In one instance, according to Chen’s Instagram page, volunteers found a hamster “forgotten” in a bin underneath a box in a storage room at the West Valley shelter.
Chen declined to be interviewed. Sibal didn’t respond to a question about the allegations.
On a recent morning, a Times reporter visiting the small-mammal room at the Chesterfield Square shelter in South Los Angeles found the lime-green ceiling and walls coated in a visible layer of dust and fur.
Cages of rabbits and guinea pigs lined the walls; other cages rested on the floor because of a lack of space. Notes posted on the cages by volunteers indicated the last time they had been cleaned.

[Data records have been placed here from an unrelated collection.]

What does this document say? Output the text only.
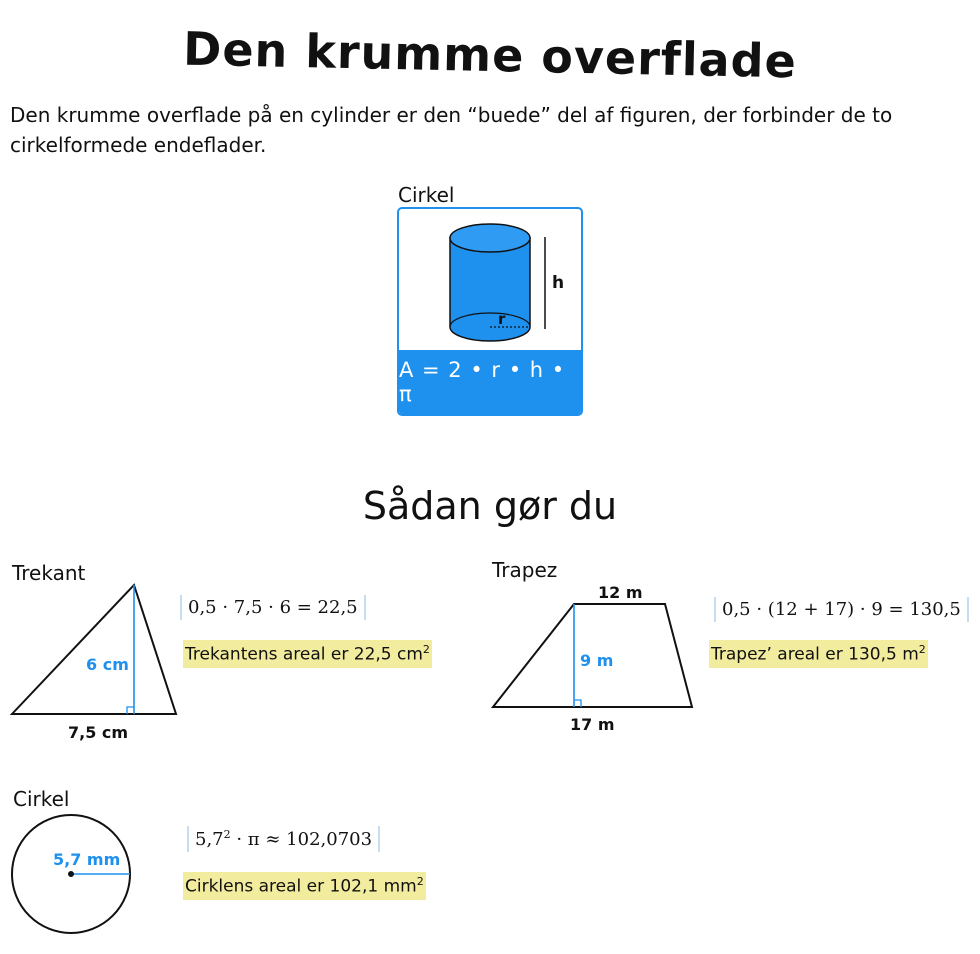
Den krumme overflade
Den krumme overflade på en cylinder er den “buede” del af figuren, der forbinder de to cirkelformede endeflader.
Cirkel
h
r
A = 2 • r • h • π
Sådan gør du
Trekant
6 cm
7,5 cm
0,5 · 7,5 · 6 = 22,5
Trekantens areal er 22,5 $cm^2$
Trapez
12 m
9 m
17 m
0,5 · (12 + 17) · 9 = 130,5
Trapez’ areal er 130,5 $m^2$
Cirkel
5,7 mm
$5,7^2 \cdot \pi \approx 102,0703$
Cirklens areal er 102,1 $mm^2$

L.A.’s animal services agency is understaffed and relies on volunteers. At one overcrowded shelter, dogs sit in kennels for weeks or months without being walked.
Dr. Gayle Roberts, a veterinarian in private practice in Irvine, said Animal Services has a reputation of being “limited by their resources” and understaffed.
Roberts sees about 10 rabbits a week that have been transferred from Animal Services for spaying and neutering. She also sees animals from the shelters that need medical attention.
Two male rabbits from Animal Services that were put in the same cage — a mistake, since they will fight to the death — came in recently. One had a shredded ear; the other’s eye was severely gouged, she said.
“It takes an experienced person to handle a rabbit,” she said. “You really have to know what you’re doing.”
Alison Simard, a spokeswoman for Councilmember Paul Koretz, who chairs a committee on animal issues, said Koretz’s office is working on a report that will address the small mammals at the shelters.
The councilman, a candidate for city controller, held two meetings this summer following a Times article on conditions for dogs at the city shelters.
Harrison Wollman, a spokesman for Mayor Eric Garcetti, said the mayor’s office is working with Animal Services to bring on new staff and to develop a budget request for additional staff next year.
Wollman said this summer that the city’s COVID-19 sick-leave policies are being reviewed. He said Friday he didn’t have an update on any policy changes.